Having run a faster mile than any previous human, Landy mused as the bus rolled on, had helped to transform him from a bashful loner into a man unafraid to try almost anything in life. He taught science. He helped run a cattle and sheep ranch. He worked on conservation of national parks. He became manager of the agricultural research department of the biggest chemical company in Australia, chairman of the Wool Research Corporation, technical director of Melbourne's bid for the 1996 Olympics. He wrote two books on natural history, one a bestseller, and now acts as a consultant to Australia's dairy industry and serves on committees for a hospital charity and the prestigious Melbourne Cricket Club. "The hardest thing to know, once you've taken something to the limits, as we did, is when to give something up, when to stop pushing further," Landy said. "I've tried to put a three-year limit on each of my projects.

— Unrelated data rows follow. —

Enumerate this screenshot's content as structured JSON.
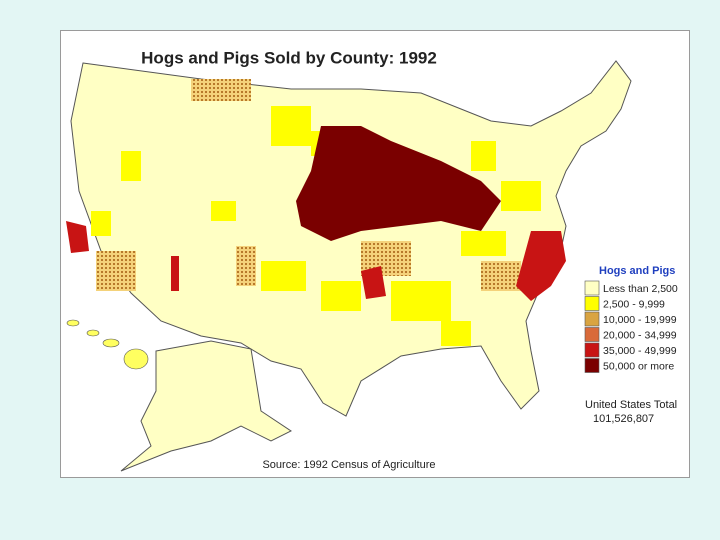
{
  "title": "Hogs and Pigs Sold by County:  1992",
  "legend": {
    "title": "Hogs and Pigs",
    "items": [
      {
        "label": "Less than 2,500",
        "color": "#ffffc4"
      },
      {
        "label": "2,500 - 9,999",
        "color": "#ffff00"
      },
      {
        "label": "10,000 - 19,999",
        "color": "#d9a441"
      },
      {
        "label": "20,000 - 34,999",
        "color": "#d96a3a"
      },
      {
        "label": "35,000 - 49,999",
        "color": "#c81414"
      },
      {
        "label": "50,000 or more",
        "color": "#7a0000"
      }
    ]
  },
  "total": {
    "label": "United States Total",
    "value": "101,526,807"
  },
  "source": "Source:  1992 Census of Agriculture"
}
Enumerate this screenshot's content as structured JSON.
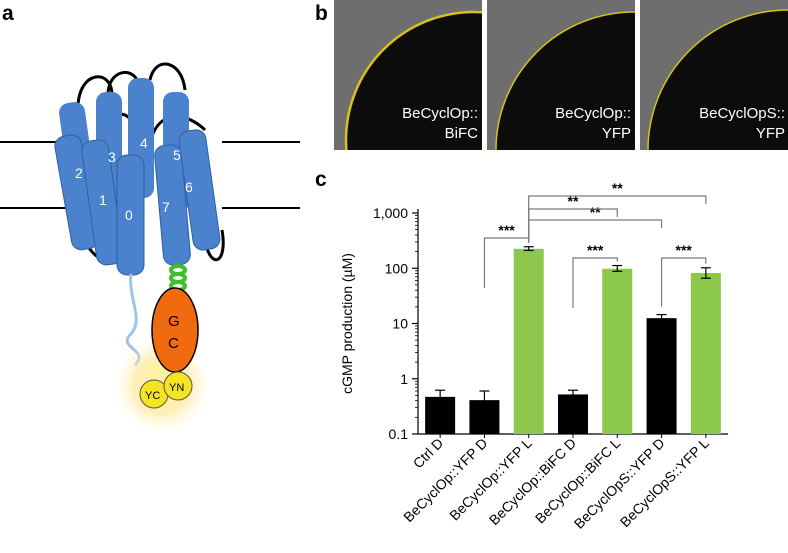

I've had a rich life."
On his lap was a sheaf of crisp photocopies, reproductions of pictures of all the world-record holders blazing around tracks in their primes. Landy straightened the stack a half-dozen times, glanced at the men around him speaking French, Swahili, Swedish and English and wondered if he dared to...and how it would be received if he....
"Michel...could you be so kind as to autograph these?" Landy asked. "It's not for me, of course. It's to auction them off for charity, for medical research.... Good on ya.... All for charity...wonderful...perfect."
ELLIOTT: Why did I run? I ran at first to remorselessly beat everyone I possibly could.
RYUN: I ran to get a letter jacket, a girlfriend. I ran because I was cut from the basketball and baseball teams. I ran to be accepted, to be part of a group.